In the Western Conference, the coaches botched two nominations. Steve Nash and Dirk Nowitzki have been two of the best players in recent history, but neither are deserving of a spot on the All-Star Roster. Nash does the best he can with a mediocre group of players around him, but Kyle Lowry of the Houston Rockets deserves to be an All-Star point guard in the West over him.
The two players’ stats are nearly identical: Nash averages less than a point better than Lowry and dishes out two assists more per game, but gets out-rebounded by three a night. So if coaches go on stats alone, the two are interchangeable.
The deciding factor for Lowry being chosen over Nash should have been that he has helped his team become a playoff contender (a team, mind you, that on paper is only marginally better than Phoenix). The NBA coaches should recognize players who are making a difference for good teams and playing meaningful basketball on a nightly basis. The Suns aren’t a relevant team and would be exactly where they are now with or without Steve Nash.
As for Dirk, he got his championship parade and does not need any more fanfare and recognition for his achievements. Danilo Gallinari of the Denver Nuggets should take his fellow European’s spot. No one believed that the Nuggets would be just as good, if not better, than they were with Carmelo Anthony and “Gallo” is the main reason that they are.
He has similar stats to Nowitzki’s but has made his team one of the biggest stories in the NBA’s first half of the season. Gallinari is the type of rising star that does not get a lot of time on SportsCenter, but should have the chance to acquaint himself with fans on a big stage. Since Gallinari is hurt, the NBA could have killed two birds with one stone and allow another deserving player like Rudy Gay take his place.

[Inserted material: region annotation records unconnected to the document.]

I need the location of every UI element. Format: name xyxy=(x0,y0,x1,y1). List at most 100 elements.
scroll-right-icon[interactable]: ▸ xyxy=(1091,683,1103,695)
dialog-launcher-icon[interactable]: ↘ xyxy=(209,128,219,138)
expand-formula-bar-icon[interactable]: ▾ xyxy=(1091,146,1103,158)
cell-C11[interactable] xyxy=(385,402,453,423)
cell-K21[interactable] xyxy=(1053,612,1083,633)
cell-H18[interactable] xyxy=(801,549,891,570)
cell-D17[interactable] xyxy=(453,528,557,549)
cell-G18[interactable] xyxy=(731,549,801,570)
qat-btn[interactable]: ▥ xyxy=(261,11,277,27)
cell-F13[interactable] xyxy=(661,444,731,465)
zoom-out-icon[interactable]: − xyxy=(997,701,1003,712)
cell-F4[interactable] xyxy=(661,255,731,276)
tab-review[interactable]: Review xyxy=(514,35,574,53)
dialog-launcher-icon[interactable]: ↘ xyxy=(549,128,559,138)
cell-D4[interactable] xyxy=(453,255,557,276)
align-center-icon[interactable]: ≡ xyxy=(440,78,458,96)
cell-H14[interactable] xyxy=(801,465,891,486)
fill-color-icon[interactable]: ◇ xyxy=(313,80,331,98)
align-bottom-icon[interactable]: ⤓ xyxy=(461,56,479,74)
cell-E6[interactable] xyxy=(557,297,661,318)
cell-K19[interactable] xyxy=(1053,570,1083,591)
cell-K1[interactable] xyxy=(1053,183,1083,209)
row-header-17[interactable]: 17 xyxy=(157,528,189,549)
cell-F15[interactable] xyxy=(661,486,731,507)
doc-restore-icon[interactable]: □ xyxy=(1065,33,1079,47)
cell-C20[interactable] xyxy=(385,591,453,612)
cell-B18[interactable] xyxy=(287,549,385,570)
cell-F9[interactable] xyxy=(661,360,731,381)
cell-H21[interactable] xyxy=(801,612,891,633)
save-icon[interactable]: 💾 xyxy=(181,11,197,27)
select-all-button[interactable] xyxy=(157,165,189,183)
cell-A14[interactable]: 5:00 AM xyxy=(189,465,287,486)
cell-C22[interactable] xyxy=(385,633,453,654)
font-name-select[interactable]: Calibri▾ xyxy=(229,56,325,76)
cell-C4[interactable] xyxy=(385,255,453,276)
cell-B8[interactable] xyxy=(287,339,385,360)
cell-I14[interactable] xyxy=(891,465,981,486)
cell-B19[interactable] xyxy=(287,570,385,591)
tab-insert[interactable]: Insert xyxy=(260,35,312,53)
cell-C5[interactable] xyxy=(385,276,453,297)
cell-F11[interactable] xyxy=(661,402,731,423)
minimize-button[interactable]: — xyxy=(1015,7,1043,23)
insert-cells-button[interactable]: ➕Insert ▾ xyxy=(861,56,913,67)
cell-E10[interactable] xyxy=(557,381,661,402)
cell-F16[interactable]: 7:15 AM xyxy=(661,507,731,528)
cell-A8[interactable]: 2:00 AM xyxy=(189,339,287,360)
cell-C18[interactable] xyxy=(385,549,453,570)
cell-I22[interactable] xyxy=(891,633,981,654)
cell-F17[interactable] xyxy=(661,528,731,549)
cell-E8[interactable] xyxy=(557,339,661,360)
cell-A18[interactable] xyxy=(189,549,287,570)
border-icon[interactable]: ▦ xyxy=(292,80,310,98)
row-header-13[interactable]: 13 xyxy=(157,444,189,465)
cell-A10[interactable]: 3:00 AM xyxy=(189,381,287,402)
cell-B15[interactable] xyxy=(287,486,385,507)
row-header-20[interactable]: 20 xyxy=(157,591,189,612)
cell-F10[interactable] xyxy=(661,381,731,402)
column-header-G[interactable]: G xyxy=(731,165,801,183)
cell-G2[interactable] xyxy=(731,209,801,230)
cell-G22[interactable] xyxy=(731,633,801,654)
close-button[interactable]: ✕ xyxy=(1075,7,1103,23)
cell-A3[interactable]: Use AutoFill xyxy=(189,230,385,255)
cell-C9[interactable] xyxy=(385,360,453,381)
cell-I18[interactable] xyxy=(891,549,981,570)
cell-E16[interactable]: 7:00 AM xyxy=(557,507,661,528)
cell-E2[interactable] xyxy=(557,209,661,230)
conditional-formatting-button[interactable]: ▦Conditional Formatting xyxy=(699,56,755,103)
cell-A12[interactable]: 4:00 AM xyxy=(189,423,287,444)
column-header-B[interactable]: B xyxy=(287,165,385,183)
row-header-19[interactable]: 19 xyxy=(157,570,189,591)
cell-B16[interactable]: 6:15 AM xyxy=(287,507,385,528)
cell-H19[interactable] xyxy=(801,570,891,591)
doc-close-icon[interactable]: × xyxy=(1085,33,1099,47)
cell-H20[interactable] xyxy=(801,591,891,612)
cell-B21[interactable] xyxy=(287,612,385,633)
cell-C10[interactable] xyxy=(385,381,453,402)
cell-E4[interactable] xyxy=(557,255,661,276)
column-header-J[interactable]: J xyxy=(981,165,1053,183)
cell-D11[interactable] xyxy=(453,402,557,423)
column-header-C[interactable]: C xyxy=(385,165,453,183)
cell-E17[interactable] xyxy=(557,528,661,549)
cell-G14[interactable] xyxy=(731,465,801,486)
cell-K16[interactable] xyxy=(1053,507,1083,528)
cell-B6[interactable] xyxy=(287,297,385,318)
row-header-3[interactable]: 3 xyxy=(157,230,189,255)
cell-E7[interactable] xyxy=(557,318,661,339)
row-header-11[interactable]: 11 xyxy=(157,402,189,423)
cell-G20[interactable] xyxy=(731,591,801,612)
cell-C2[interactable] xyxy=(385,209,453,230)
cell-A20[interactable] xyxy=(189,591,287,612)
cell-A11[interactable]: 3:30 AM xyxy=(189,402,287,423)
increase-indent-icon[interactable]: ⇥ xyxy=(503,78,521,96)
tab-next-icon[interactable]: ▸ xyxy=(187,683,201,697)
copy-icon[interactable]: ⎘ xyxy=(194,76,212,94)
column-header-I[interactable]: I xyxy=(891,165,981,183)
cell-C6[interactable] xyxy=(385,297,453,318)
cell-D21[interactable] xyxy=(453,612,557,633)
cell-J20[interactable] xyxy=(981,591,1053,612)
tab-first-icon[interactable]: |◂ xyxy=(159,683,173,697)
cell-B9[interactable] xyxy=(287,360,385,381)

To their credit, the coaches did a slightly better job picking the Eastern Conference Reserves. They did put the wrong Atlanta Hawk in the game, however. When Al Horford went down with an injury earlier this season, everyone stuck a fork in the Hawks. Despite losing arguably their best player, they have stayed in the top half of the Eastern Conference Standings.
When you lose your center, it puts pressure on the power forward to score in the paint and grab rebounds. Watching the Hawks, you would even notice Horford’s absence most nights because of how well Josh Smith has played. His teammate Joe Johnson, who was chosen for the game, is not affected as much by the injury because he plays in a backcourt that is at full strength with an emerging star in Jeff Teague. Smith continues to be one of the league’s most underrated players and that point is magnified with this year’s snub.
Just like any All-Star Game, there are plenty of other players who deserve to play but aren’t going to. In the NBA, it is even tougher to get every deserving player in the game because of the smaller roster size so it’s understandable if there are some snubs. Choosing players that do not deserve to go, however, is an egregious error that cannot be ignored. The NBA coaches should start to take their duty more seriously and keep the NBA All-Star Game as the best professional sports has to offer.